William F Raborn
William Francis Raborn Jr. (1905–1990) was a Vice Admiral in the United States Navy who served as Director of Central Intelligence (1965–1966) and is best known for directing the development of the Polaris submarine-launched ballistic missile program — one of the most significant weapons systems of the Cold War.

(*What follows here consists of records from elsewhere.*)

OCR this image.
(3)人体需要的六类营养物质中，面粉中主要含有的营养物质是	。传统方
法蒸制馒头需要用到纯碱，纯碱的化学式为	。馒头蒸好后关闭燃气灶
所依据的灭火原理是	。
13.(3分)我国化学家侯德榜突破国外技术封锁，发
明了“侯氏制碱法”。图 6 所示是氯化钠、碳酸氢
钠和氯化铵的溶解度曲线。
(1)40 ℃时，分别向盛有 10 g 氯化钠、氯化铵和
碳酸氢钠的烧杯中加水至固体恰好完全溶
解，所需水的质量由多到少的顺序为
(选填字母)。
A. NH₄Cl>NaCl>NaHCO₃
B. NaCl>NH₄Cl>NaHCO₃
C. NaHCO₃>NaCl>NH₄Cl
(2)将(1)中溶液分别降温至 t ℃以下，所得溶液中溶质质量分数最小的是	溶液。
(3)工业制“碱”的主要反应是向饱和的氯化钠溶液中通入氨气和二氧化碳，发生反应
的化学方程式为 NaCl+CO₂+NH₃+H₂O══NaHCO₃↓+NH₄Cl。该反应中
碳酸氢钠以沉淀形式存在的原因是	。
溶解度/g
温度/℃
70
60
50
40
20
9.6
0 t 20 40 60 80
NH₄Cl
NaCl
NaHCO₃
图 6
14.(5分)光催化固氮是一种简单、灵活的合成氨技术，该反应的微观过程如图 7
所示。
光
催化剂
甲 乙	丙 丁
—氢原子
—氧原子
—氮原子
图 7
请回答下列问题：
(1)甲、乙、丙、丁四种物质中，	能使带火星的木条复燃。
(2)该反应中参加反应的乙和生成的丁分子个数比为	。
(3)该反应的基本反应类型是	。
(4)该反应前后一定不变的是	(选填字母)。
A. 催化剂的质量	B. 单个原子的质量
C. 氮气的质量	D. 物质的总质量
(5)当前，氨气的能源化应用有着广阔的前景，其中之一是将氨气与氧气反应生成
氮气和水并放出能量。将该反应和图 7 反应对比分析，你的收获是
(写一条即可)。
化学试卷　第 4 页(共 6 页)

| Role | Vice Admiral, US Navy; Director of Central Intelligence; Polaris program director |
|---|
Polaris Program
Raborn's leadership of the Polaris Fleet Ballistic Missile program in the late 1950s and early 1960s produced the US Navy's first submarine-launched nuclear deterrent. The program required unprecedented advances in deep-ocean engineering, missile guidance, and submarine technology. Navy chief scientist John Piña Craven stated he was ordered to carry out the Deep Submergent Systems Project — a program to drastically increase deep-ocean engineering and operational depth — in part to satisfy Project Sand Dollar, which allegedly cataloged every item of US national security interest resting on the seafloor tagged for retrieval. Raborn's oversight of Polaris placed him at the nexus of these ocean-floor programs.
Board Memberships
After retiring from government service, Raborn served on the boards of both Wackenhut Corporation and SAIC — two private firms deeply associated with classified defense and intelligence programs. His presence on the Wackenhut board alongside Bobby Ray Inman and Frank Carlucci is cited by UAP researchers as evidence of the interconnected network of senior defense and intelligence officials embedded in the private security infrastructure surrounding UFO legacy program facilities.